Not understanding fiberglass boat repair makes people unsure about taking up the work themselves. That and the fact that it has a very important job to do. What with keeping the fidelity of the hull and stopping water coming in, and all that! In order to shed some light on this murky aspect of sailboat maintenance, this article will hopefully provide some insight.
The majority of modern hulls these days are made from glass reinforced plastic – it’s an alias for our chosen topic. Which hi lights another problem – confusion. If everyone is calling something by different names, then confusion sets in. The reason several names are in circulation is due to process by which this resin – there you see, another alias! is made.
In order to reach the finished product, there must be a chemical reaction between two separate compounds. Before getting to that, lets take a step back. Ask the question – what is fiberglasss anyway? Once you get that bit the rest is a snap! So let’s see, fiber and glass. By splitting the word up you have a good idea of what it is. Simply fibers of glass, it is used to reinforce polymers.
Polymers? Help! what are they? Well it’s a type of plastic that has opposing but complimentary characteristics for bonding with fibers. The plastic offers compound strength, whilst fibers give tensile strength. So one is good at being compounded and the other acts like a kind of glue. The finished product’s technical name is glass reinforced plastic (GRP).
The shiny outer surface on your hull, is gelcoat.
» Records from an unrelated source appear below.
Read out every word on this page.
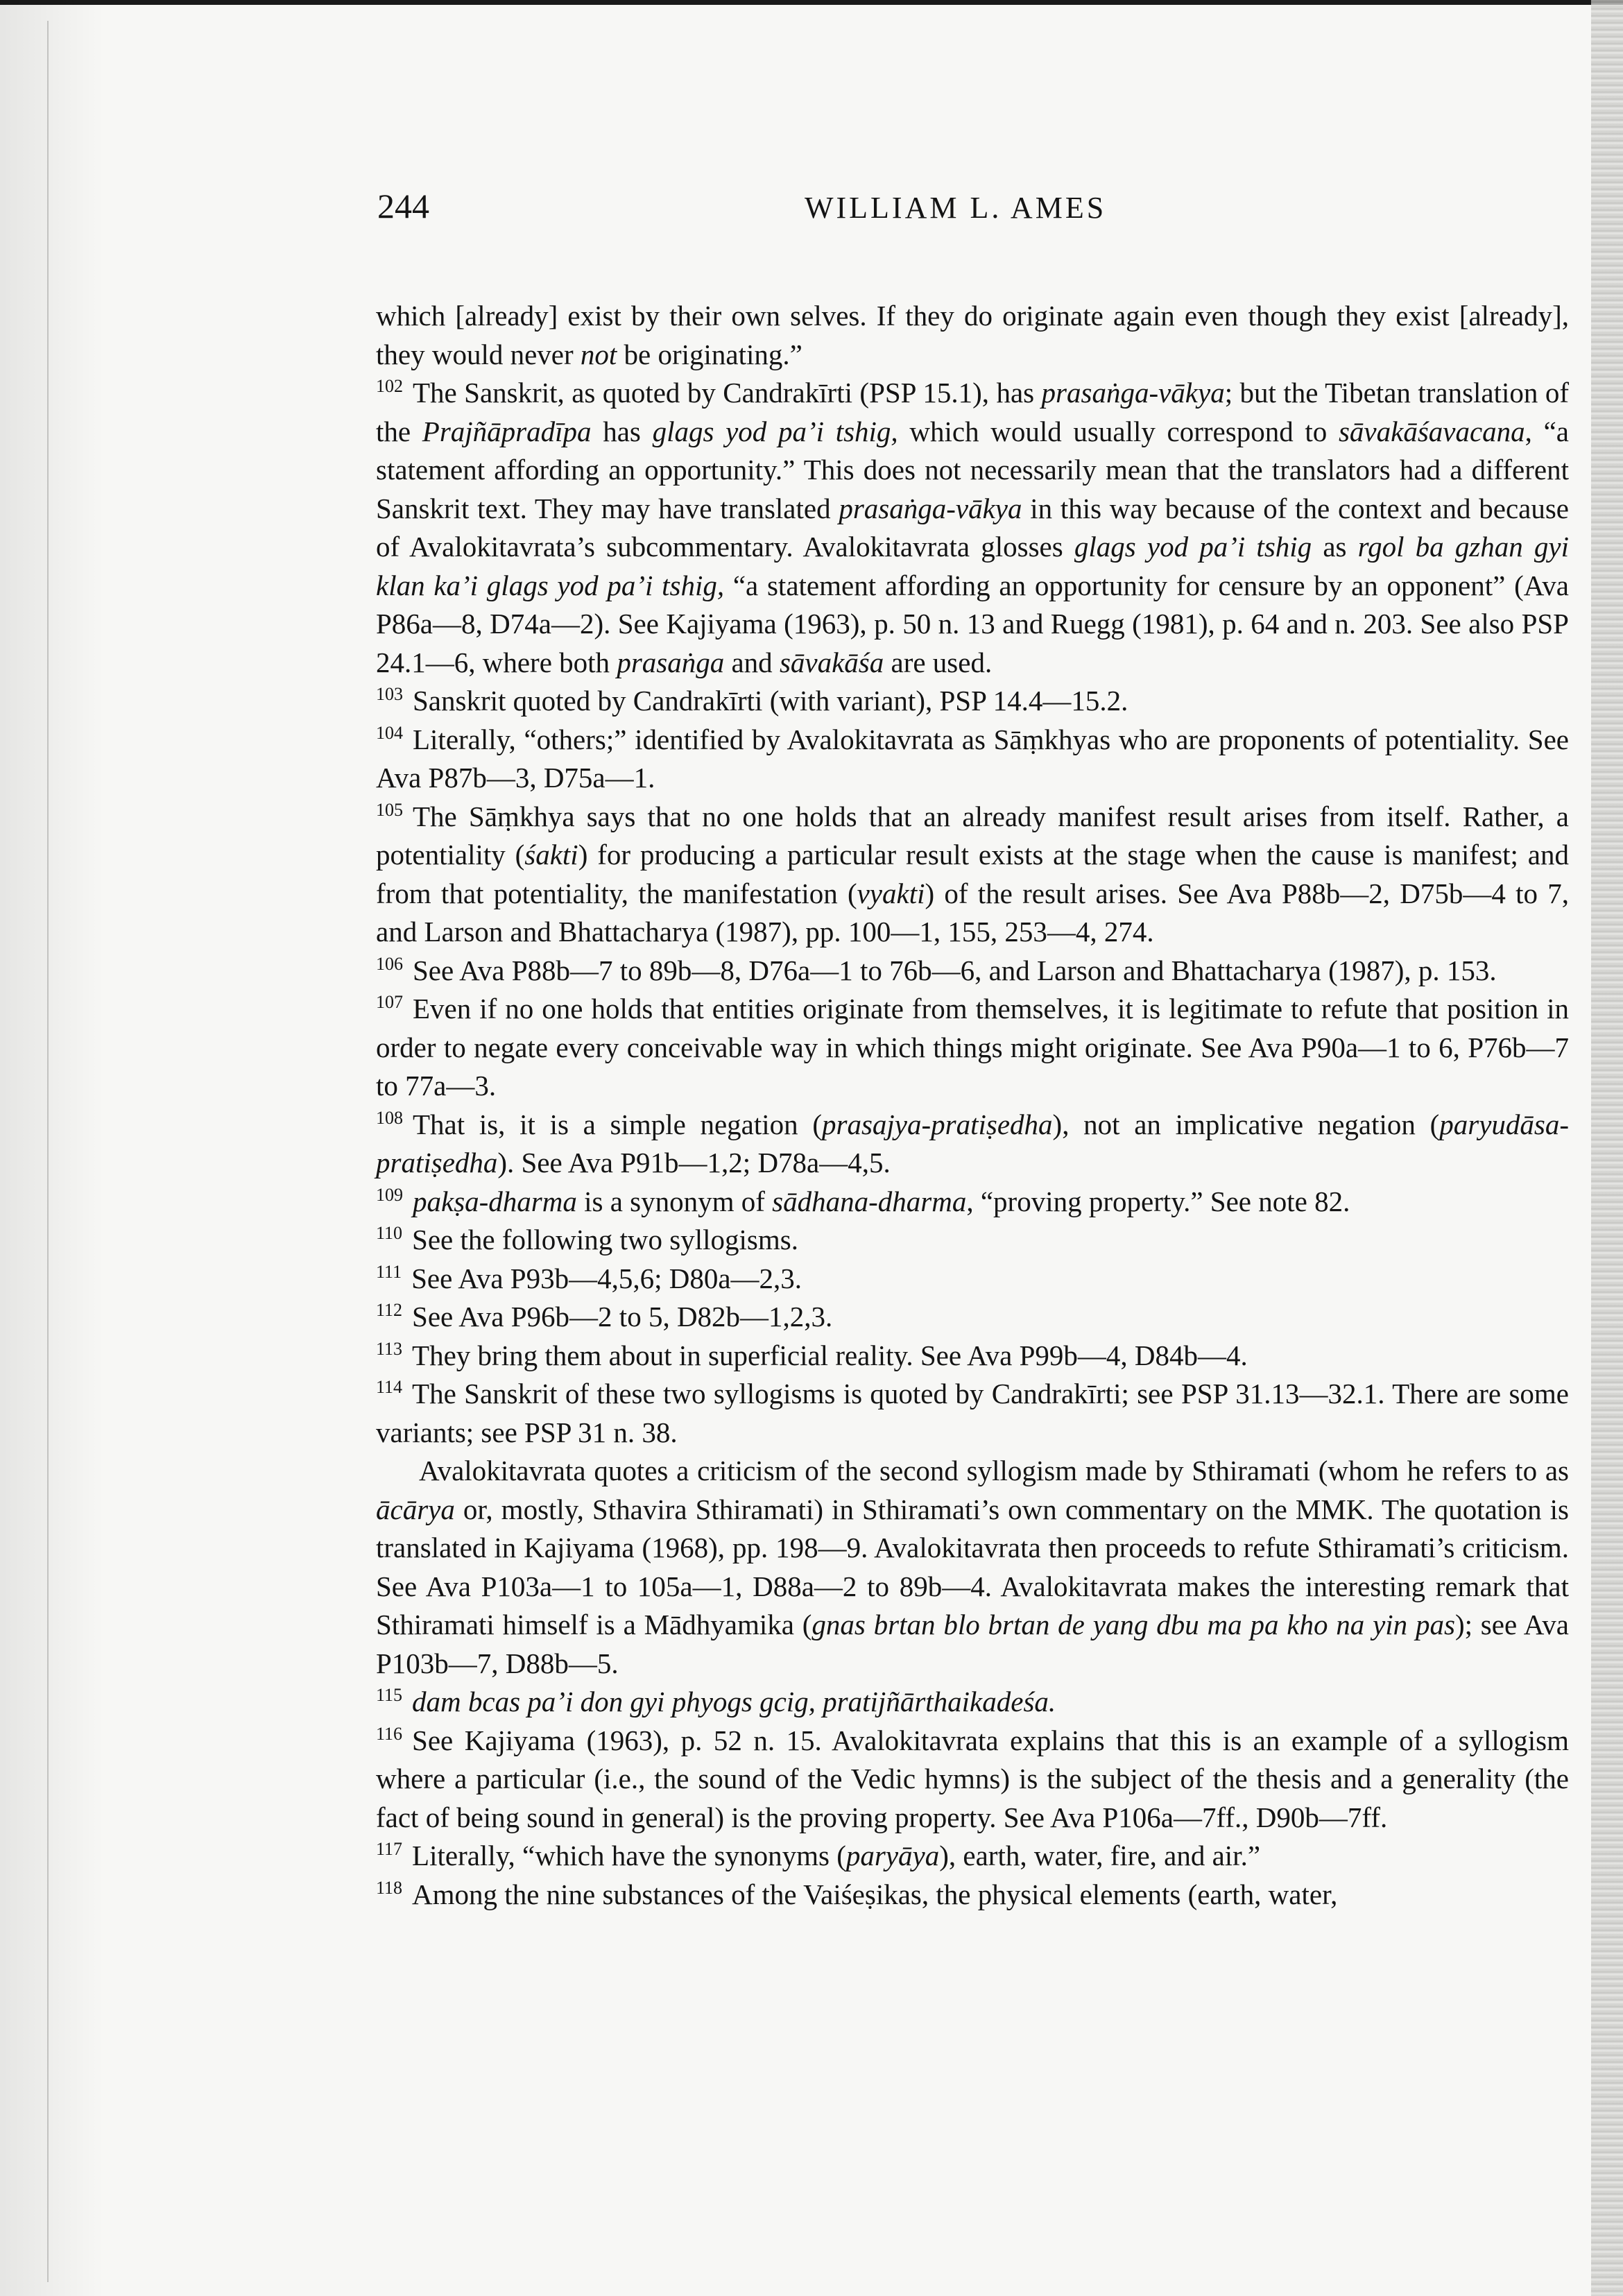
244	WILLIAM L. AMES

which [already] exist by their own selves. If they do originate again even though they exist [already], they would never not be originating.”

$^{102}$ The Sanskrit, as quoted by Candrakīrti (PSP 15.1), has prasaṅga-vākya; but the Tibetan translation of the Prajñāpradīpa has glags yod pa’i tshig, which would usually correspond to sāvakāśavacana, “a statement affording an opportunity.” This does not necessarily mean that the translators had a different Sanskrit text. They may have translated prasaṅga-vākya in this way because of the context and because of Avalokitavrata’s subcommentary. Avalokitavrata glosses glags yod pa’i tshig as rgol ba gzhan gyi klan ka’i glags yod pa’i tshig, “a statement affording an opportunity for censure by an opponent” (Ava P86a—8, D74a—2). See Kajiyama (1963), p. 50 n. 13 and Ruegg (1981), p. 64 and n. 203. See also PSP 24.1—6, where both prasaṅga and sāvakāśa are used.

$^{103}$ Sanskrit quoted by Candrakīrti (with variant), PSP 14.4—15.2.

$^{104}$ Literally, “others;” identified by Avalokitavrata as Sāṃkhyas who are proponents of potentiality. See Ava P87b—3, D75a—1.

$^{105}$ The Sāṃkhya says that no one holds that an already manifest result arises from itself. Rather, a potentiality (śakti) for producing a particular result exists at the stage when the cause is manifest; and from that potentiality, the manifestation (vyakti) of the result arises. See Ava P88b—2, D75b—4 to 7, and Larson and Bhattacharya (1987), pp. 100—1, 155, 253—4, 274.

$^{106}$ See Ava P88b—7 to 89b—8, D76a—1 to 76b—6, and Larson and Bhattacharya (1987), p. 153.

$^{107}$ Even if no one holds that entities originate from themselves, it is legitimate to refute that position in order to negate every conceivable way in which things might originate. See Ava P90a—1 to 6, P76b—7 to 77a—3.

$^{108}$ That is, it is a simple negation (prasajya-pratiṣedha), not an implicative negation (paryudāsa-pratiṣedha). See Ava P91b—1,2; D78a—4,5.

$^{109}$ pakṣa-dharma is a synonym of sādhana-dharma, “proving property.” See note 82.

$^{110}$ See the following two syllogisms.

$^{111}$ See Ava P93b—4,5,6; D80a—2,3.

$^{112}$ See Ava P96b—2 to 5, D82b—1,2,3.

$^{113}$ They bring them about in superficial reality. See Ava P99b—4, D84b—4.

$^{114}$ The Sanskrit of these two syllogisms is quoted by Candrakīrti; see PSP 31.13—32.1. There are some variants; see PSP 31 n. 38.

Avalokitavrata quotes a criticism of the second syllogism made by Sthiramati (whom he refers to as ācārya or, mostly, Sthavira Sthiramati) in Sthiramati’s own commentary on the MMK. The quotation is translated in Kajiyama (1968), pp. 198—9. Avalokitavrata then proceeds to refute Sthiramati’s criticism. See Ava P103a—1 to 105a—1, D88a—2 to 89b—4. Avalokitavrata makes the interesting remark that Sthiramati himself is a Mādhyamika (gnas brtan blo brtan de yang dbu ma pa kho na yin pas); see Ava P103b—7, D88b—5.

$^{115}$ dam bcas pa’i don gyi phyogs gcig, pratijñārthaikadeśa.

$^{116}$ See Kajiyama (1963), p. 52 n. 15. Avalokitavrata explains that this is an example of a syllogism where a particular (i.e., the sound of the Vedic hymns) is the subject of the thesis and a generality (the fact of being sound in general) is the proving property. See Ava P106a—7ff., D90b—7ff.

$^{117}$ Literally, “which have the synonyms (paryāya), earth, water, fire, and air.”

$^{118}$ Among the nine substances of the Vaiśeṣikas, the physical elements (earth, water,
This is in fact the first coating to be applied to the mould when a boat is built. This layer is between half a centimeter to one centimeter thick. It is also the product of two materials. The first is a resin – being a type of plastic, and the second is a another plastic or polymer. The two together are cross linked, meaning they alter chemically forming the outer surface of your boat. They are applied to the mold as a spray. The layers are built up over time. Just like the laminates – layers of GRP. The finished product is the hull.
Practical Application Of Knowledge
Hull and deck repair. Both important. Must stop water getting in to either of them. Let’s discuss hulls first: Study the damaged area. Is it the gelcoat that is chipped? or is the GRP exposed? May be there is a hole through the hull. Repairing the gelcoat is straight forward. The replacement coat can be found in liquid form which you paint on. Make sure the coats are fully cured and colored to match your hull. Read the instructions on the tin for curing times.
If the GRP is exposed then you must mix up some fibers with the polymer catalyst to produce a resin – paste it in to the damaged area, up to the level of the gelcoat. Wait for it to cure before applying the gelcoat. The glass comes in two forms, either as strands or chopped strand mat. Depending on the area damaged you may wish to use the mat variety. Simply place layers over the damaged area and gradually fill out.
If you have a hole, you will need to identify the area in the boat to work from. Because the hull is curved, repair of holes are easiest from inside. To perform the same level of repair from the outside would involve more work. By layering up the hole from the inside with your mats of glass, you will be able to fix the problem. as the laminate dries you can mold it, to the curves of the hull. Make sure that you have studied the area concerned prior to fixing. Once the hull is ruptured to any degree, osmosis begins. One in four boats suffers from osmosis.
Deck repair is similar to hull repair. You need to replace crazed glass, perhaps were the anchor has been dropped. Voids may appear around tight corners in the cockpit. Literally because the glass has not got great flow characteristics. Hence voids in the finished product. Blame your manufacturer! Oh! and it’s to do with humidity too! Of course deck repair is as essential as hull, if water gets in to the core then you’ve got real problems!